A non-functioning Coca Cola plant in Palakkad has been turned into a 550 bed Covid treatment center at the cost of ₹1.1 crore. The CSLTC has 100 oxygen beds, 50 ICU beds and 20 ventilators. Kerala is gearing up for the impending third wave.

(Photo: Twitter/ @vijayanpinarayi)

The good news is that almost 45 percent of the state’s population has received at least one dose of the vaccine. About 10 percent has got the second dose as well, which is much better than states like Maharashtra or Tamil Nadu.

“Vaccination process is picking up. We need to do it at lightning pace because this is the only modality to defeat the surge in coronavirus cases. And if we continue doing it at this pace, we will take a much longer time to reach the herd immunity threshold.”
Dr Sulphi Noohu, Secretary of the Kerala chapter of the Indian Medical Association (IMA)

An expert pointed out that the strategy of the health department is to keep most people susceptible till they get the vaccine immunity.

“Infection rate is not much to worry because the severity of the illness is low. However, we should not be complacent about it as people may have long term implications,” said Dr Shaheed Jameel.

Dr Swapneil Parikh insisted on the use of medically approved masks and urged the state to pay attention to ventilation and air filtration in public spaces.

All experts pointed out that the only trump card we have to manage this pandemic is to scale up vaccination.

“Vaccination was ready by September 2020 but we didn't plan to utilise the vaccine to fight this pandemic. And so, we didn't order for the vaccines and are staring at a shortage during this crucial time. Also, the government needs to explain to the public the risk of community spread,” said Dr Jacob T John.

The IMA Secretary and senior doctors in government hospitals said that while the number of cases were high, the severity of the illness has been comparatively low and so the pressure on the healthcare system has not been much.

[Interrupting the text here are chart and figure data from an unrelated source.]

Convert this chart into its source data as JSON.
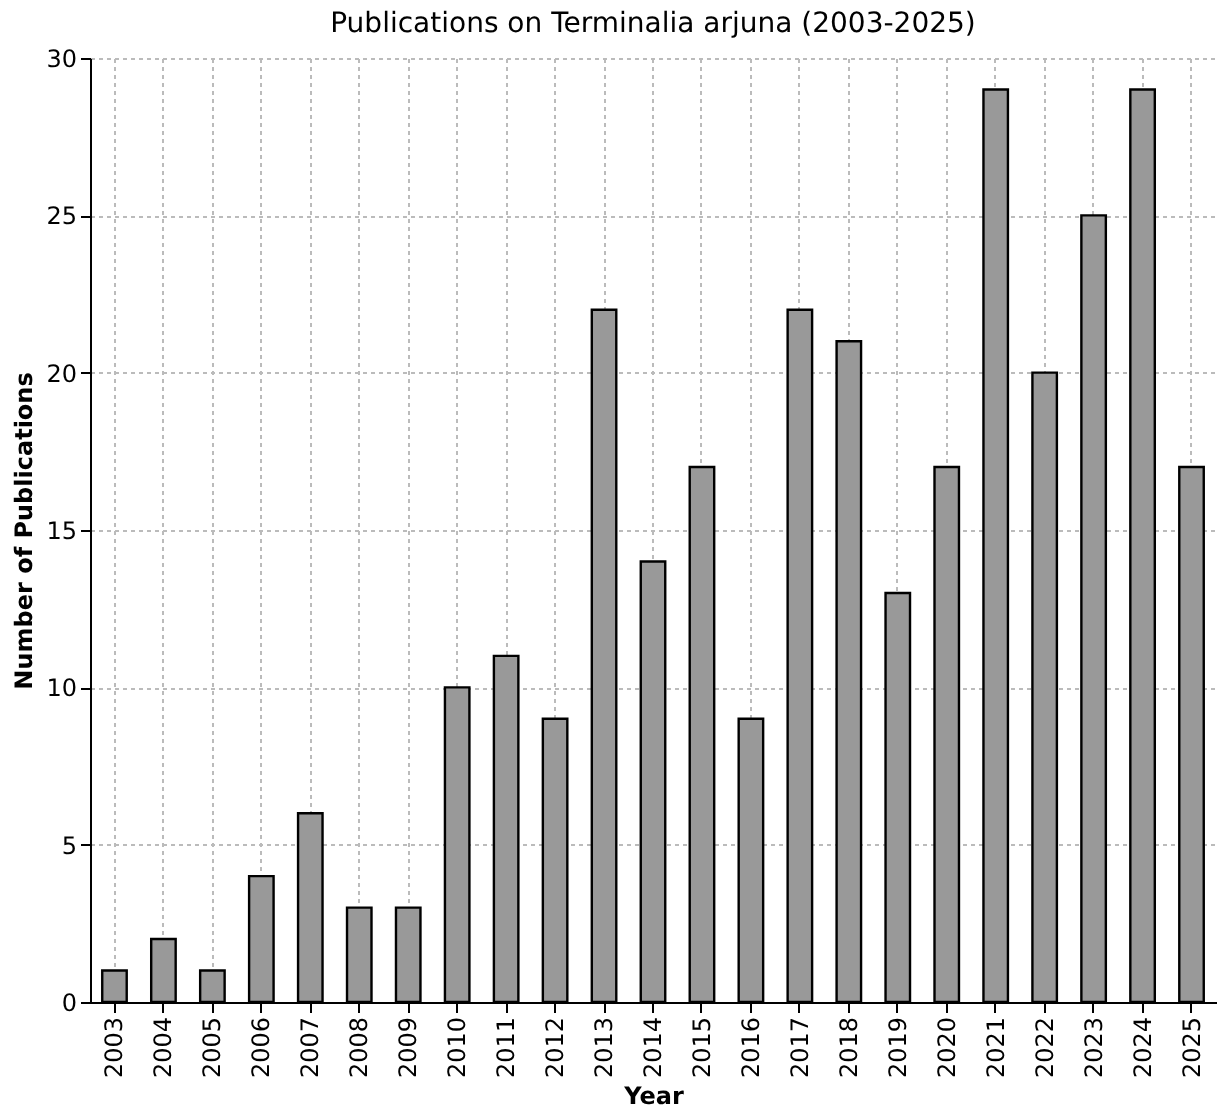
{
  "chart_data": {
    "type": "bar",
    "title": "Publications on Terminalia arjuna (2003-2025)",
    "xlabel": "Year",
    "ylabel": "Number of Publications",
    "categories": [
      "2003",
      "2004",
      "2005",
      "2006",
      "2007",
      "2008",
      "2009",
      "2010",
      "2011",
      "2012",
      "2013",
      "2014",
      "2015",
      "2016",
      "2017",
      "2018",
      "2019",
      "2020",
      "2021",
      "2022",
      "2023",
      "2024",
      "2025"
    ],
    "values": [
      1,
      2,
      1,
      4,
      6,
      3,
      3,
      10,
      11,
      9,
      22,
      14,
      17,
      9,
      22,
      21,
      13,
      17,
      29,
      20,
      25,
      29,
      17
    ],
    "color": "#999999",
    "ylim": [
      0,
      30
    ],
    "yticks": [
      0,
      5,
      10,
      15,
      20,
      25,
      30
    ],
    "grid": true
  }
}
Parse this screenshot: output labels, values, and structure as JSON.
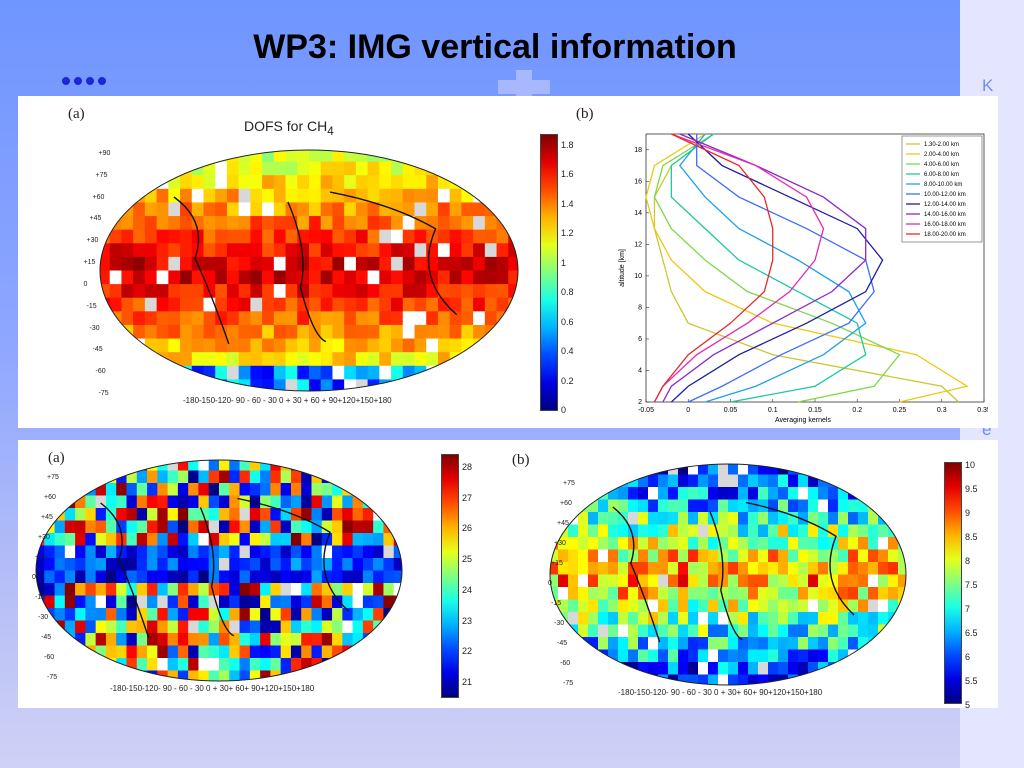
{
  "slide": {
    "title": "WP3: IMG vertical information",
    "side_letters": [
      "K",
      "e"
    ]
  },
  "colors": {
    "accent_dots": "#1c28d8",
    "background_top": "#6f95ff"
  },
  "icons": [
    "bullet-dots-icon",
    "cross-decoration-icon"
  ],
  "chart_data": [
    {
      "id": "top-a",
      "type": "heatmap",
      "panel_label": "(a)",
      "title": "DOFS for CH",
      "title_subscript": "4",
      "colorbar_ticks": [
        "1.8",
        "1.6",
        "1.4",
        "1.2",
        "1",
        "0.8",
        "0.6",
        "0.4",
        "0.2",
        "0"
      ],
      "colorbar_range": [
        0,
        1.85
      ],
      "lon_labels": "-180-150-120- 90 - 60 - 30    0 + 30 + 60 + 90+120+150+180",
      "lat_labels": [
        "+90",
        "+75",
        "+60",
        "+45",
        "+30",
        "+15",
        "0",
        "-15",
        "-30",
        "-45",
        "-60",
        "-75"
      ]
    },
    {
      "id": "top-b",
      "type": "line",
      "panel_label": "(b)",
      "xlabel": "Averaging kernels",
      "ylabel": "altitude [km]",
      "xlim": [
        -0.05,
        0.35
      ],
      "ylim": [
        2,
        19
      ],
      "x_ticks": [
        "-0.05",
        "0",
        "0.05",
        "0.1",
        "0.15",
        "0.2",
        "0.25",
        "0.3",
        "0.35"
      ],
      "y_ticks": [
        "2",
        "4",
        "6",
        "8",
        "10",
        "12",
        "14",
        "16",
        "18"
      ],
      "legend_position": "top-right",
      "altitudes": [
        2,
        3,
        5,
        7,
        9,
        11,
        13,
        15,
        17,
        19
      ],
      "series": [
        {
          "name": "1.30-2.00 km",
          "color": "#c8c832",
          "values": [
            0.32,
            0.3,
            0.1,
            0.0,
            -0.02,
            -0.03,
            -0.04,
            -0.04,
            -0.02,
            0.03
          ]
        },
        {
          "name": "2.00-4.00 km",
          "color": "#f0c814",
          "values": [
            0.25,
            0.33,
            0.27,
            0.1,
            0.02,
            -0.02,
            -0.04,
            -0.05,
            -0.04,
            0.02
          ]
        },
        {
          "name": "4.00-6.00 km",
          "color": "#7cd84a",
          "values": [
            0.13,
            0.22,
            0.25,
            0.17,
            0.07,
            0.02,
            -0.02,
            -0.04,
            -0.03,
            0.03
          ]
        },
        {
          "name": "6.00-8.00 km",
          "color": "#1ec8a0",
          "values": [
            0.05,
            0.15,
            0.21,
            0.2,
            0.13,
            0.06,
            0.02,
            -0.02,
            -0.02,
            0.03
          ]
        },
        {
          "name": "8.00-10.00 km",
          "color": "#1ea0f0",
          "values": [
            0.02,
            0.08,
            0.16,
            0.21,
            0.19,
            0.13,
            0.06,
            0.02,
            -0.01,
            0.02
          ]
        },
        {
          "name": "10.00-12.00 km",
          "color": "#3c6eff",
          "values": [
            0.0,
            0.04,
            0.11,
            0.19,
            0.22,
            0.21,
            0.14,
            0.06,
            0.01,
            0.01
          ]
        },
        {
          "name": "12.00-14.00 km",
          "color": "#1e1ea0",
          "values": [
            -0.02,
            0.0,
            0.06,
            0.14,
            0.21,
            0.23,
            0.2,
            0.12,
            0.04,
            0.0
          ]
        },
        {
          "name": "14.00-16.00 km",
          "color": "#8c28c8",
          "values": [
            -0.03,
            -0.02,
            0.03,
            0.1,
            0.17,
            0.21,
            0.21,
            0.16,
            0.08,
            -0.01
          ]
        },
        {
          "name": "16.00-18.00 km",
          "color": "#e628b4",
          "values": [
            -0.04,
            -0.03,
            0.01,
            0.07,
            0.12,
            0.15,
            0.16,
            0.14,
            0.08,
            -0.02
          ]
        },
        {
          "name": "18.00-20.00 km",
          "color": "#e62828",
          "values": [
            -0.04,
            -0.03,
            0.0,
            0.05,
            0.09,
            0.1,
            0.1,
            0.09,
            0.06,
            -0.02
          ]
        }
      ]
    },
    {
      "id": "bottom-a",
      "type": "heatmap",
      "panel_label": "(a)",
      "colorbar_ticks": [
        "28",
        "27",
        "26",
        "25",
        "24",
        "23",
        "22",
        "21"
      ],
      "colorbar_range": [
        20.5,
        28.5
      ],
      "lon_labels": "-180-150-120- 90 - 60 - 30    0 + 30+ 60+ 90+120+150+180",
      "lat_labels": [
        "+75",
        "+60",
        "+45",
        "+30",
        "+15",
        "0",
        "-15",
        "-30",
        "-45",
        "-60",
        "-75"
      ]
    },
    {
      "id": "bottom-b",
      "type": "heatmap",
      "panel_label": "(b)",
      "colorbar_ticks": [
        "10",
        "9.5",
        "9",
        "8.5",
        "8",
        "7.5",
        "7",
        "6.5",
        "6",
        "5.5",
        "5"
      ],
      "colorbar_range": [
        5,
        10
      ],
      "lon_labels": "-180-150-120- 90 - 60 - 30    0 + 30+ 60+ 90+120+150+180",
      "lat_labels": [
        "+75",
        "+60",
        "+45",
        "+30",
        "+15",
        "0",
        "-15",
        "-30",
        "-45",
        "-60",
        "-75"
      ]
    }
  ]
}
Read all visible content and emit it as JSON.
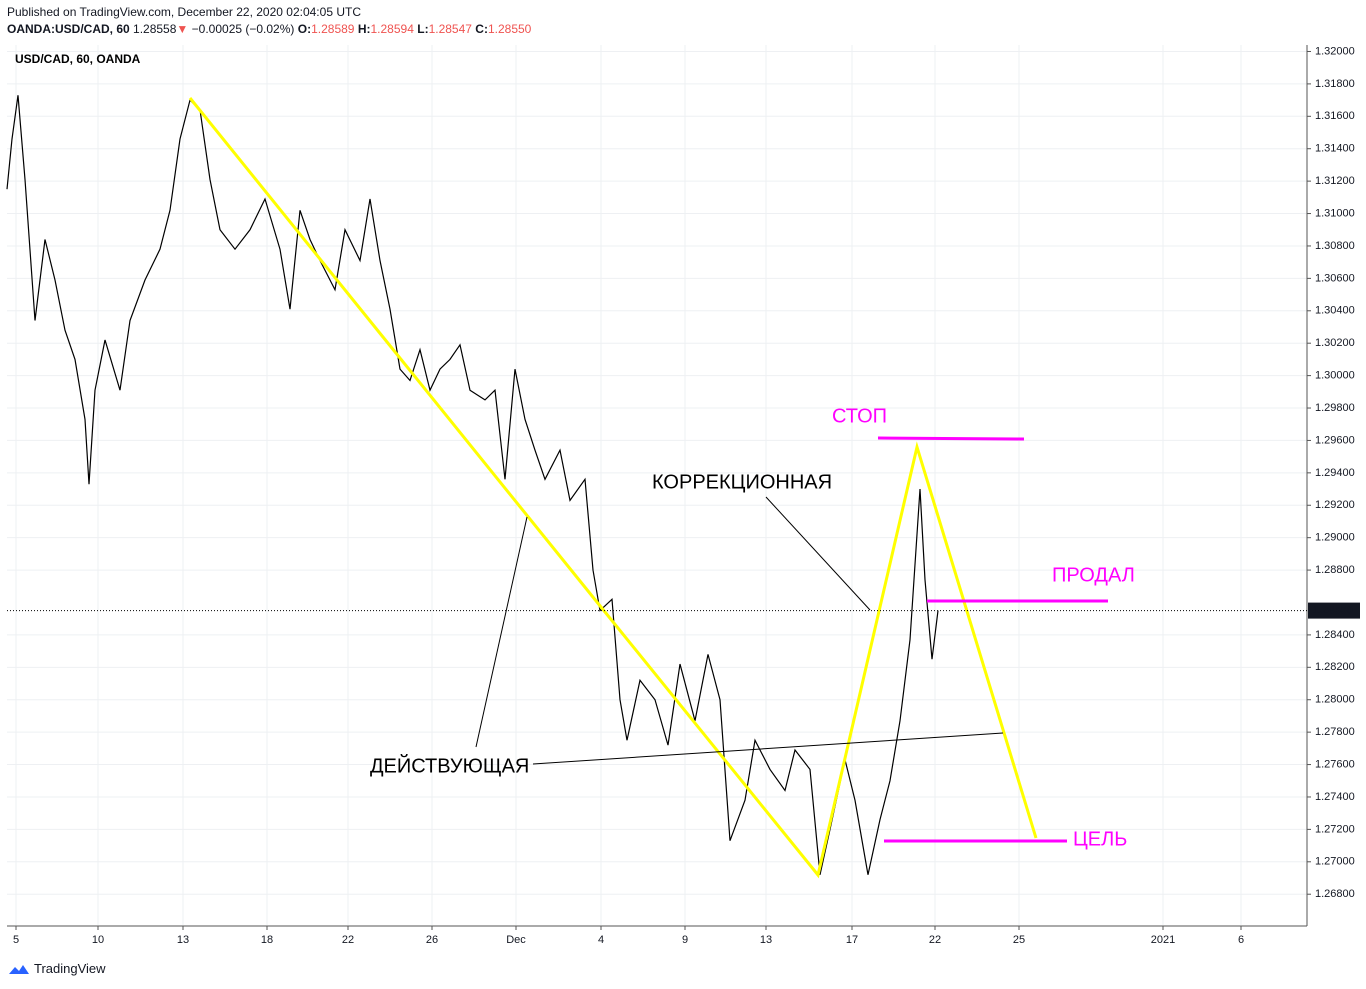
{
  "chart_data": {
    "type": "line",
    "header": {
      "published": "Published on TradingView.com, December 22, 2020 02:04:05 UTC",
      "symbol": "OANDA:USD/CAD, 60",
      "price": "1.28558",
      "arrow": "▼",
      "change": "−0.00025 (−0.02%)",
      "ohlc": [
        {
          "key": "O:",
          "value": "1.28589"
        },
        {
          "key": "H:",
          "value": "1.28594"
        },
        {
          "key": "L:",
          "value": "1.28547"
        },
        {
          "key": "C:",
          "value": "1.28550"
        }
      ]
    },
    "title": "USD/CAD, 60, OANDA",
    "color": "#000000",
    "x": [
      0,
      5,
      11,
      18,
      28,
      38,
      48,
      58,
      68,
      78,
      82,
      88,
      98,
      113,
      123,
      138,
      153,
      163,
      173,
      183,
      193,
      203,
      213,
      228,
      243,
      258,
      273,
      283,
      293,
      303,
      313,
      328,
      338,
      353,
      363,
      373,
      383,
      393,
      403,
      413,
      423,
      433,
      443,
      453,
      463,
      478,
      488,
      498,
      508,
      518,
      528,
      538,
      553,
      563,
      578,
      586,
      593,
      605,
      613,
      620,
      633,
      648,
      661,
      673,
      688,
      701,
      713,
      723,
      738,
      748,
      763,
      778,
      788,
      803,
      813,
      823,
      838,
      848,
      861,
      873,
      883,
      893,
      903,
      913,
      918,
      925,
      931
    ],
    "values": [
      1.3115,
      1.3146,
      1.3173,
      1.3121,
      1.3034,
      1.3084,
      1.3059,
      1.3028,
      1.301,
      1.2973,
      1.2933,
      1.2991,
      1.3022,
      1.2991,
      1.3034,
      1.3059,
      1.3078,
      1.3102,
      1.3146,
      1.317,
      1.3164,
      1.3121,
      1.309,
      1.3078,
      1.309,
      1.3109,
      1.3078,
      1.3041,
      1.3102,
      1.3084,
      1.3071,
      1.3053,
      1.309,
      1.3071,
      1.3109,
      1.3071,
      1.3041,
      1.3004,
      1.2997,
      1.3016,
      1.2991,
      1.3004,
      1.301,
      1.3019,
      1.2991,
      1.2985,
      1.2991,
      1.2936,
      1.3004,
      1.2973,
      1.2954,
      1.2936,
      1.2954,
      1.2923,
      1.2936,
      1.288,
      1.2855,
      1.2862,
      1.28,
      1.2775,
      1.2812,
      1.28,
      1.2772,
      1.2822,
      1.2787,
      1.2828,
      1.28,
      1.2713,
      1.2738,
      1.2775,
      1.2757,
      1.2744,
      1.2769,
      1.2757,
      1.2692,
      1.272,
      1.2763,
      1.2738,
      1.2692,
      1.2726,
      1.275,
      1.2787,
      1.2837,
      1.293,
      1.2874,
      1.2825,
      1.2855
    ],
    "xlim": [
      0,
      1300
    ],
    "xticks": [
      {
        "value": 9,
        "label": "5"
      },
      {
        "value": 91,
        "label": "10"
      },
      {
        "value": 176,
        "label": "13"
      },
      {
        "value": 260,
        "label": "18"
      },
      {
        "value": 341,
        "label": "22"
      },
      {
        "value": 425,
        "label": "26"
      },
      {
        "value": 509,
        "label": "Dec"
      },
      {
        "value": 594,
        "label": "4"
      },
      {
        "value": 678,
        "label": "9"
      },
      {
        "value": 759,
        "label": "13"
      },
      {
        "value": 845,
        "label": "17"
      },
      {
        "value": 928,
        "label": "22"
      },
      {
        "value": 1012,
        "label": "25"
      },
      {
        "value": 1156,
        "label": "2021"
      },
      {
        "value": 1234,
        "label": "6"
      }
    ],
    "ylim": [
      1.2661,
      1.3204
    ],
    "yticks": [
      {
        "value": 1.268,
        "label": "1.26800"
      },
      {
        "value": 1.27,
        "label": "1.27000"
      },
      {
        "value": 1.272,
        "label": "1.27200"
      },
      {
        "value": 1.274,
        "label": "1.27400"
      },
      {
        "value": 1.276,
        "label": "1.27600"
      },
      {
        "value": 1.278,
        "label": "1.27800"
      },
      {
        "value": 1.28,
        "label": "1.28000"
      },
      {
        "value": 1.282,
        "label": "1.28200"
      },
      {
        "value": 1.284,
        "label": "1.28400"
      },
      {
        "value": 1.288,
        "label": "1.28800"
      },
      {
        "value": 1.29,
        "label": "1.29000"
      },
      {
        "value": 1.292,
        "label": "1.29200"
      },
      {
        "value": 1.294,
        "label": "1.29400"
      },
      {
        "value": 1.296,
        "label": "1.29600"
      },
      {
        "value": 1.298,
        "label": "1.29800"
      },
      {
        "value": 1.3,
        "label": "1.30000"
      },
      {
        "value": 1.302,
        "label": "1.30200"
      },
      {
        "value": 1.304,
        "label": "1.30400"
      },
      {
        "value": 1.306,
        "label": "1.30600"
      },
      {
        "value": 1.308,
        "label": "1.30800"
      },
      {
        "value": 1.31,
        "label": "1.31000"
      },
      {
        "value": 1.312,
        "label": "1.31200"
      },
      {
        "value": 1.314,
        "label": "1.31400"
      },
      {
        "value": 1.316,
        "label": "1.31600"
      },
      {
        "value": 1.318,
        "label": "1.31800"
      },
      {
        "value": 1.32,
        "label": "1.32000"
      }
    ],
    "grid": true,
    "last_price": {
      "value": 1.2855,
      "label": "1.28550"
    },
    "annotations": [
      "СТОП",
      "ПРОДАЛ",
      "ЦЕЛЬ",
      "КОРРЕКЦИОННАЯ",
      "ДЕЙСТВУЮЩАЯ"
    ],
    "footer": "TradingView"
  }
}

“We cannot afford another lockdown. We should look at increasing number of vaccination centres to avoid crowding. Casualty wards of several hospitals were once completely shut down because they couldn’t handle the number of cases. We can't go back to that situation because we will be pushed to a place where we won't be able to even accommodate daily road accident cases,” he added.

While experts are demanding a thorough assessment of Kerala’s anti-Covid strategy, the state government has issued orders to re-categorise the local self-government institutions on the basis of a seven-day average TPR of Covid-19 cases.